Apa yang kita hadapi memiliki persamaan dengan realitas yang dihadapi nabi Habakuk. Habakuk berkiprah dan berkarya dalam kekuasaan kerajaan Babel pada masa akhir abad ketujuh Sebelum Masehi (SM). Habakuk begitu cemas, resah, dan prihatin melihat berbagai kekerasan yang dilakukan oleh bangsa Babel yang begitu kuat dan kejam. Ia bahkan bertanya kepada Tuhan, " Mengapa Kau biarkan aku melihat begitu banyak kejahatan? Masakan Engkau tahan melihat begitu banyak pelanggaran? Di mana-mana ada kehancuran dan kekerasan, perkelahian dan perselisihan?" (Hab. 1:13, TBIS).

Tuhan memberi respon akan pergumulan Habakuk. Ia berkata, " Sesungguhnya, orang yang membusungkan dada, tidak lurus hatinya, tetapi orang yang benar itu akan hidup oleh percayanya. Orang sombong dan khianat dia yang melagak, tetapi ia tidak akan tetap ada; ia mengangakan mulutnya seperti dunia orang mati dan tidak kenyang-kenyang seperti maut, sehingga segala suku bangsa dikumpulkannya dan segala bangsa dihimpunkannya" (ay. 2-5).

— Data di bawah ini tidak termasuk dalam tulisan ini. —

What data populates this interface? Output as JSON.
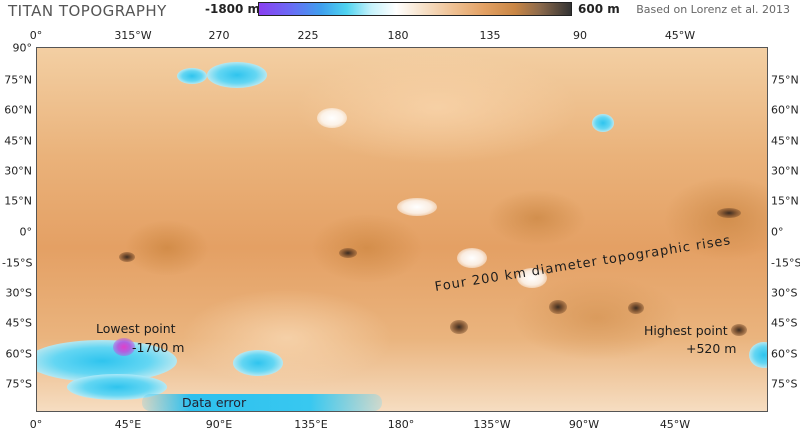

Habakuk menyatakan bahwa kehidupan orang benar akan nyata oleh iman percayanya. Iman tersebut menjadikannya kuat dan teguh serta mampu bertahan menghadapi berbagai pergumulan dan perjuangan, bahkan ketika terjadi berbagai ketidakadilan dan kegagalan di dalam kehidupannya. Ada dua hal yang dapat kita ambil dalam nats renungan pada hari ini. Pertama, sama seperti pernyataan Habakuk, Filipi 3:10-11 juga memberi kekuatan yang sama, “Yang kukehendaki ialah mengenal Dia dan kuasa kebangkitan-Nya dan persekutuan dalam penderitaan-Nya, di mana aku menjadi serupa dengan Dia dalam kematian-Nya, supaya aku akhirnya beroleh kebangkitan dari antara orang mati”. Kekuatan dan keteguhan hati diberikan oleh Tuhan akan membarui serta memberi kekuatan bagi kita untuk terus berjalan bersama-Nya di dalam iman, karena Ia adalah kekuatan, penopang, dan keselamatan bagi kita, bahkan ketika harus berjalan secara perlahan dan tertatih menghadapi berbagai realitas yang terjadi. Itu sebabnya kita perlu selalu setia dan menyerahkan diri secara total kepada-Nya bahkan ketika kita sedang barhadapan dengan penderitaan dan kesulitan. Kitab Habakuk menegaskan bahwa bukan mengapa itu harus terjadi, melainkan apakah manusia dapat mengerti dan menghayati bahwa Tuhan berdaulat atas hidup ini. Tuhan adalah Tuhan yang adil dan sekaligus Tuhan tidak pernah membiarkan siapa pun bertindak tidak adil dan jahat. Setiap ketidakadilan dan kejahatan selalu ada “buah” yang harus dituai.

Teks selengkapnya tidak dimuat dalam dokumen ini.